Vevo, too, puts on roughly 30 live shows a year, from Nine Inch Nails and Fall Out Boy to upcoming events with Miley Cyrus and Demi Lovato. "It provides a great marketing tentpole," says Doug McVehil, the company's senior VP of content and programming. "The views go on and on when we make [live] content available."

Many artists, who control their own live content, remain unconvinced. The Pixies have tinkered with full-show broadcasts for years, at one point working with a company to sell live CDs to fans immediately after their shows. Last fall, they streamed a Paris concert via Deezer. The band's manager, Richard Jones, fields concert-streaming offers from tech companies once a week but rarely accepts.

"I see it as more of a promotional thing than an income source," he says. "It just never seems to be a point of doing it just to do it."

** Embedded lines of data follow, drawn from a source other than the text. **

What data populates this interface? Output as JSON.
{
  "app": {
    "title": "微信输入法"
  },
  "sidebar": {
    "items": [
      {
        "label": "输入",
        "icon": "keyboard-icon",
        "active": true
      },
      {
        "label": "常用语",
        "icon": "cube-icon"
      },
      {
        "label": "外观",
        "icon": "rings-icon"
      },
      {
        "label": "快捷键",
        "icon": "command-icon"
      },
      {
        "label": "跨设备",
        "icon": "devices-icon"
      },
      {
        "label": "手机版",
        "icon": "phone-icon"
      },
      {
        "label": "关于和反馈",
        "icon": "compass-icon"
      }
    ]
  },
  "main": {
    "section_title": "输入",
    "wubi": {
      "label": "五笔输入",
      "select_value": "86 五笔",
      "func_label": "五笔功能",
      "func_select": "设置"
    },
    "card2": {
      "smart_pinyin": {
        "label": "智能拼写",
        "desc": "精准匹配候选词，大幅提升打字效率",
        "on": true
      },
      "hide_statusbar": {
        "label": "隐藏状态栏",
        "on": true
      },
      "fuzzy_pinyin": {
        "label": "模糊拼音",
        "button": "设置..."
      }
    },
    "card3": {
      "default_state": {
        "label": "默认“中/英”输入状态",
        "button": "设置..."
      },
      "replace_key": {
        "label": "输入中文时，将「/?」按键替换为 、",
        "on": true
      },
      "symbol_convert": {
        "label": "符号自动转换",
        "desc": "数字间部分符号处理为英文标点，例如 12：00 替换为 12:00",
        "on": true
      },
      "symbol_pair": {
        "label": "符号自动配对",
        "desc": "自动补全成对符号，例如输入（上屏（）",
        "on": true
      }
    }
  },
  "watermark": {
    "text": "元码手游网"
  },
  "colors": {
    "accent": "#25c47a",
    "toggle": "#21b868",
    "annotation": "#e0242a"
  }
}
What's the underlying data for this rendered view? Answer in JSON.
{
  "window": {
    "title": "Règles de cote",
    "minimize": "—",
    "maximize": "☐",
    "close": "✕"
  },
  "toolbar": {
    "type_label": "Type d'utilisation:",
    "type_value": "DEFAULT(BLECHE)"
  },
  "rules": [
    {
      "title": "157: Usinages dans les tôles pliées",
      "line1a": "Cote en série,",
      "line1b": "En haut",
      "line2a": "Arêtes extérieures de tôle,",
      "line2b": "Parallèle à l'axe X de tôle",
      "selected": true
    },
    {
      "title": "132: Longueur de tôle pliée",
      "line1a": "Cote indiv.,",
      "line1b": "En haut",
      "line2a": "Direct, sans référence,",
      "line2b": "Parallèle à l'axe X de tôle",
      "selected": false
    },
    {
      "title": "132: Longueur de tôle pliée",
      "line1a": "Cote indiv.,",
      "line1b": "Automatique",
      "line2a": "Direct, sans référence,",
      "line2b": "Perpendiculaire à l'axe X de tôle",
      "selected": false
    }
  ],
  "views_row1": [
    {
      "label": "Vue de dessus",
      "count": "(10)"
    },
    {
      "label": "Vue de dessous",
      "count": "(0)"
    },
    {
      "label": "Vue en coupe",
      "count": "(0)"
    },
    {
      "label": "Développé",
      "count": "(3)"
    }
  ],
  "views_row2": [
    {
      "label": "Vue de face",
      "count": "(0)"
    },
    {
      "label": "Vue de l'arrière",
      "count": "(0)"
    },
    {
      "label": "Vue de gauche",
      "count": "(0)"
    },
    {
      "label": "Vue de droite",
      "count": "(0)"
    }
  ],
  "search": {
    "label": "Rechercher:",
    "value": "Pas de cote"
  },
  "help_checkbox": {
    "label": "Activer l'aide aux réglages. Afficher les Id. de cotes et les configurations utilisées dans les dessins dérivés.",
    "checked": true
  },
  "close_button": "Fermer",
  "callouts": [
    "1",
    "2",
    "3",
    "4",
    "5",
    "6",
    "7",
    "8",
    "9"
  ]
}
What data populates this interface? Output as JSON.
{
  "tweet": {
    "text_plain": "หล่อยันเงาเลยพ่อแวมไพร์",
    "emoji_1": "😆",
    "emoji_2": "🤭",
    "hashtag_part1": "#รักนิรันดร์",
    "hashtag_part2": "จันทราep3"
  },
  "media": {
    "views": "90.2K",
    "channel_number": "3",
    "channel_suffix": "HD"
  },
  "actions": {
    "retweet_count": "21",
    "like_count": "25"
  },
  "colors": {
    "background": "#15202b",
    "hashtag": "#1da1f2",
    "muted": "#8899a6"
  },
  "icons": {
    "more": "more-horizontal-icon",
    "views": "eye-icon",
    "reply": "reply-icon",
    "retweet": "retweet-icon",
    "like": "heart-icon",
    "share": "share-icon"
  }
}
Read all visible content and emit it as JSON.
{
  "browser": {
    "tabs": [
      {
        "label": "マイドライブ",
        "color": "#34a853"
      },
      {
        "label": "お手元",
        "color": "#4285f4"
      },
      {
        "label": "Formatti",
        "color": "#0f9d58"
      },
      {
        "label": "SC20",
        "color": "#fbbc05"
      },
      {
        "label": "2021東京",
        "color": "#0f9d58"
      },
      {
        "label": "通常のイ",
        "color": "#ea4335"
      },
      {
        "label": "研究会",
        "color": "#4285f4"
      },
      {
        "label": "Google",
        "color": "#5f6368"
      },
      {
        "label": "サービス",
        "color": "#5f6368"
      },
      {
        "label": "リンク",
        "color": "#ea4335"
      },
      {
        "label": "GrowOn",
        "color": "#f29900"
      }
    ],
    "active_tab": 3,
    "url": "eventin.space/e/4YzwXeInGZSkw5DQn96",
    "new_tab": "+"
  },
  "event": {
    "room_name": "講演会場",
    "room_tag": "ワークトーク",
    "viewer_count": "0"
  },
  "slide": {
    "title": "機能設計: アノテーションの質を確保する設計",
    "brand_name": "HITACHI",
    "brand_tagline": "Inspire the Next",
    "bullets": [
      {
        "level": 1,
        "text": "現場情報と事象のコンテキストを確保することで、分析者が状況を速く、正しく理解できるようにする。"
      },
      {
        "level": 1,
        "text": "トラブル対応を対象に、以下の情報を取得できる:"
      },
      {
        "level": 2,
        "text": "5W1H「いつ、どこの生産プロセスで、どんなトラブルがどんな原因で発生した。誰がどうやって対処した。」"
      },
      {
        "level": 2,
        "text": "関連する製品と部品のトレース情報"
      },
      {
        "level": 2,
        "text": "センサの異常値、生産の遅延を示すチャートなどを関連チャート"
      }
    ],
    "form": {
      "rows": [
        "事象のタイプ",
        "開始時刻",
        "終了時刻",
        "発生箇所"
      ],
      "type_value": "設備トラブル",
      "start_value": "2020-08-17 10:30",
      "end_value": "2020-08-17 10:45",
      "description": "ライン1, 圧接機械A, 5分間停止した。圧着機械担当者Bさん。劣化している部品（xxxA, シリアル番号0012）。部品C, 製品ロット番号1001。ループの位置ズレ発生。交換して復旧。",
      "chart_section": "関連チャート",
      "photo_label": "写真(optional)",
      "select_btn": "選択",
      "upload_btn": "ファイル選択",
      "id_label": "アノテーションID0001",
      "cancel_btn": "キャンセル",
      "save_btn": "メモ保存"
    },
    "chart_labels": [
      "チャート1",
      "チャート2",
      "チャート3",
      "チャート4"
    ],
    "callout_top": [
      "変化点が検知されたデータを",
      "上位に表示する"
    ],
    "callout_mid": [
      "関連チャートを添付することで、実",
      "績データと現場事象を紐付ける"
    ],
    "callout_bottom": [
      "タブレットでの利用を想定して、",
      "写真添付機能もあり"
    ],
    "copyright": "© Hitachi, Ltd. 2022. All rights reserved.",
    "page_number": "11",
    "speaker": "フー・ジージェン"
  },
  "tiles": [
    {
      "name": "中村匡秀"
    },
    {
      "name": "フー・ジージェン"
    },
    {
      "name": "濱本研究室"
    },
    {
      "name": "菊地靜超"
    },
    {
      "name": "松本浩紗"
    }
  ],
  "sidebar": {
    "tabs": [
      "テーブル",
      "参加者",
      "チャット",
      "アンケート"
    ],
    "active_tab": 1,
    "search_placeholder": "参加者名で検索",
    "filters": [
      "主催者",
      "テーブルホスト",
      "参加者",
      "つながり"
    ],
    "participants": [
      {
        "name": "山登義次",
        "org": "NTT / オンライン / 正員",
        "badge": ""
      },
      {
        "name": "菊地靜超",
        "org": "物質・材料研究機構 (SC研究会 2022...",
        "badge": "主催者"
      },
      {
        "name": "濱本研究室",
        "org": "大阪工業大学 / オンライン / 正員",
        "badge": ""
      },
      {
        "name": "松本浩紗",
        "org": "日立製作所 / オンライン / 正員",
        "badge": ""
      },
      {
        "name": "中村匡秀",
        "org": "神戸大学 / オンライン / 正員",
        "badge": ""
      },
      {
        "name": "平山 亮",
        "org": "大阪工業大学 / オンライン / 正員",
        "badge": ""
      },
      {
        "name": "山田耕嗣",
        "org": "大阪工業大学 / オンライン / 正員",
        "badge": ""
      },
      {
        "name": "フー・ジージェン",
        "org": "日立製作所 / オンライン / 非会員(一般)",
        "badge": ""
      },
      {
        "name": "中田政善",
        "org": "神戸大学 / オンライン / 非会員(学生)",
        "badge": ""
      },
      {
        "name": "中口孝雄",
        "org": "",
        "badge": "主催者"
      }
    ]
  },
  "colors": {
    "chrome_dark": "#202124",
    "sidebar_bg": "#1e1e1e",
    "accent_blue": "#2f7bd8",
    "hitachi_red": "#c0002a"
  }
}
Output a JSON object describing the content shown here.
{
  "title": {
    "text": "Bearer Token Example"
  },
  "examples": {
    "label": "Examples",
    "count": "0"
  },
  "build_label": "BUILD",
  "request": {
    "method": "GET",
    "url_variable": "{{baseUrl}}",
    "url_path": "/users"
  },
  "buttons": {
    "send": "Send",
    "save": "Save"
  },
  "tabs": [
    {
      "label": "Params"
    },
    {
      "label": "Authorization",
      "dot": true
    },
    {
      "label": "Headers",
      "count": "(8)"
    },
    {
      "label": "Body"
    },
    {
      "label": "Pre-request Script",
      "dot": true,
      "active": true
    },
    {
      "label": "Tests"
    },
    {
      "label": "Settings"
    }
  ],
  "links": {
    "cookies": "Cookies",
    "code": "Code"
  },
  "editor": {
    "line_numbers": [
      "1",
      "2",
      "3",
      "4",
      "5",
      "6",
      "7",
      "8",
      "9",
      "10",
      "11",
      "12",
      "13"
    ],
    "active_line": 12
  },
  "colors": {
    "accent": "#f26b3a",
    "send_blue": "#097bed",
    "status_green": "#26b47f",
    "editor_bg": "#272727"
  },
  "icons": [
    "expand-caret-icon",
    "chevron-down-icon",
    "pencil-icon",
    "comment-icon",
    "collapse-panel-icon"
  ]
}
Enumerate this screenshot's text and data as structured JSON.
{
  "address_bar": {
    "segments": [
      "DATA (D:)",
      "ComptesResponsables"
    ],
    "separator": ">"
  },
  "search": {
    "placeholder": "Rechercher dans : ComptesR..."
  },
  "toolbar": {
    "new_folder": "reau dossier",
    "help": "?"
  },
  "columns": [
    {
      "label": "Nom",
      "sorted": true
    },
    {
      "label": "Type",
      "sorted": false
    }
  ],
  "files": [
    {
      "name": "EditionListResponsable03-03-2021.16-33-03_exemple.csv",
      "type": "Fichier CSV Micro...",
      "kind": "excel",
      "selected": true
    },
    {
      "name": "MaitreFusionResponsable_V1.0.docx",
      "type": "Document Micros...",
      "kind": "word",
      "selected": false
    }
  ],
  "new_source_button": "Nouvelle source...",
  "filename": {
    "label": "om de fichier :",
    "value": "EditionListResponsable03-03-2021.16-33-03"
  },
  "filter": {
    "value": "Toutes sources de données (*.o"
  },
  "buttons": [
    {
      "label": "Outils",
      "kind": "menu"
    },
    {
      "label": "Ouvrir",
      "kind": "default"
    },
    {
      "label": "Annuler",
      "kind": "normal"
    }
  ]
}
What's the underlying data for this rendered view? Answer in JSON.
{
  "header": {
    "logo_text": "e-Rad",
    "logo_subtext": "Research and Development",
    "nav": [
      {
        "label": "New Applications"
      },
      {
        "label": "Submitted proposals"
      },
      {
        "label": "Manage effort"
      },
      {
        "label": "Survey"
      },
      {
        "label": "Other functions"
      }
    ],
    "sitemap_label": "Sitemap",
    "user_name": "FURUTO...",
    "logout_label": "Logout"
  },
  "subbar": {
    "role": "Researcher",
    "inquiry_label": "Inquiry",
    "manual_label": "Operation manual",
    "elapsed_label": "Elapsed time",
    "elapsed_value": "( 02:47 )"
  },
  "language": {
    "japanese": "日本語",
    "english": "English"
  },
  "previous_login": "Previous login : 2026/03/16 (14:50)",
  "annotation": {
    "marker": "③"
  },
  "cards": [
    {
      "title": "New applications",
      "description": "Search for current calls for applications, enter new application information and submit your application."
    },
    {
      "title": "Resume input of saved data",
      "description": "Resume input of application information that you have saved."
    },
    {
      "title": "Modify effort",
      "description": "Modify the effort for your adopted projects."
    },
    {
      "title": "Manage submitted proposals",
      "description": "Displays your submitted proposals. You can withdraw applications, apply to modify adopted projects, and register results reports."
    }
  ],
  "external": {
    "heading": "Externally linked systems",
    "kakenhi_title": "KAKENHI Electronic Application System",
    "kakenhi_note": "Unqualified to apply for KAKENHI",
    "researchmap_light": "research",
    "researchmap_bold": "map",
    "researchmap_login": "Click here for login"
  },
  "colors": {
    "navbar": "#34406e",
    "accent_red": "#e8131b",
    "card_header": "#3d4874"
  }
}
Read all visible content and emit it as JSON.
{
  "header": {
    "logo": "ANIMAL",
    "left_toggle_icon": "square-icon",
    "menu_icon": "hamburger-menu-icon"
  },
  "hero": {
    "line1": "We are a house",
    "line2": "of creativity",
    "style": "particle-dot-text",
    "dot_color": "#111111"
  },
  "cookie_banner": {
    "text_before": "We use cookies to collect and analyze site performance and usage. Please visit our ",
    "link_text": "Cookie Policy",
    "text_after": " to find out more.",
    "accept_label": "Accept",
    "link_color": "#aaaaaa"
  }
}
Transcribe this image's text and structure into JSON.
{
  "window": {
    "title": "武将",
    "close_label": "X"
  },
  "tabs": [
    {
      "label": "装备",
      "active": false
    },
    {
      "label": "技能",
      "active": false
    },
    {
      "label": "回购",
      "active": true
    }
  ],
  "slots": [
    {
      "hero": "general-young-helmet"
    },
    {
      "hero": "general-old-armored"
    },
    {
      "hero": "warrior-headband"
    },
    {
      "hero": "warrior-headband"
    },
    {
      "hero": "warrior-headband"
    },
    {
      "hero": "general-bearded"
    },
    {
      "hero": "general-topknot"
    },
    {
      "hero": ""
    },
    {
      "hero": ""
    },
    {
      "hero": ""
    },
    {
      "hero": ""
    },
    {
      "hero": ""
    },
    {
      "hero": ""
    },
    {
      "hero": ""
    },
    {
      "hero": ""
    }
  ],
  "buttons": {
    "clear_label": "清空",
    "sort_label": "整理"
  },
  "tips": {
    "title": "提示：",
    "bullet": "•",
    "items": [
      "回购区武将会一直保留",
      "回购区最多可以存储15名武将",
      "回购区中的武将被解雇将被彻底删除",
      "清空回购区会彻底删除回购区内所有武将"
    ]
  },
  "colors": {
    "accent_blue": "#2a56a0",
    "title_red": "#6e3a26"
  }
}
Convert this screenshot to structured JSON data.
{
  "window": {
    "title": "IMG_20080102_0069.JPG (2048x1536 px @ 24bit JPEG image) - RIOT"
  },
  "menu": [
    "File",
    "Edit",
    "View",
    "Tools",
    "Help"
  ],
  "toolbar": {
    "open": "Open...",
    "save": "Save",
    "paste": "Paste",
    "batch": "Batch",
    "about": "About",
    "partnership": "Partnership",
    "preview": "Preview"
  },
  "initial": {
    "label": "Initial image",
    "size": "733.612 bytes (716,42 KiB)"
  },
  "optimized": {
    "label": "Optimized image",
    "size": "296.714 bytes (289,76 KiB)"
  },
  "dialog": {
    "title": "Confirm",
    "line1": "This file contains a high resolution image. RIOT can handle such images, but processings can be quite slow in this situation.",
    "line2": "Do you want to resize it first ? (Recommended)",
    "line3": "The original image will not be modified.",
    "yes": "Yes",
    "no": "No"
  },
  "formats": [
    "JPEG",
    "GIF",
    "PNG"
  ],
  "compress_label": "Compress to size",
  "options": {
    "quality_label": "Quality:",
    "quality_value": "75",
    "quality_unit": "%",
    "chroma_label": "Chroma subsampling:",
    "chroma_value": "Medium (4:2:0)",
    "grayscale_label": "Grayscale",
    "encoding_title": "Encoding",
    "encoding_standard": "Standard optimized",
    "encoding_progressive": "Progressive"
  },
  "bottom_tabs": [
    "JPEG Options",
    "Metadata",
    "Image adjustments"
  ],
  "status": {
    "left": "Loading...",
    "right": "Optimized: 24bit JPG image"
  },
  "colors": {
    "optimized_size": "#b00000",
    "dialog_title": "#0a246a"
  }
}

Jones also suggests that if fans could watch every show in its entirety from their living-room couches, they may stop buying concert tickets. Browning, with Umphrey's Mcgee management, strongly disagrees with that point -- viral buzz is always good. He acknowledges, though, that full-show streaming is not for every performer.

"Most artists put on the same show every single night," he says. "When the fan goes to see the show and goes, 'Jeez, that's the same setlist they played when I watched on my couch,' that sends a message I don't think the artist wants to send. But that doesn't concern us."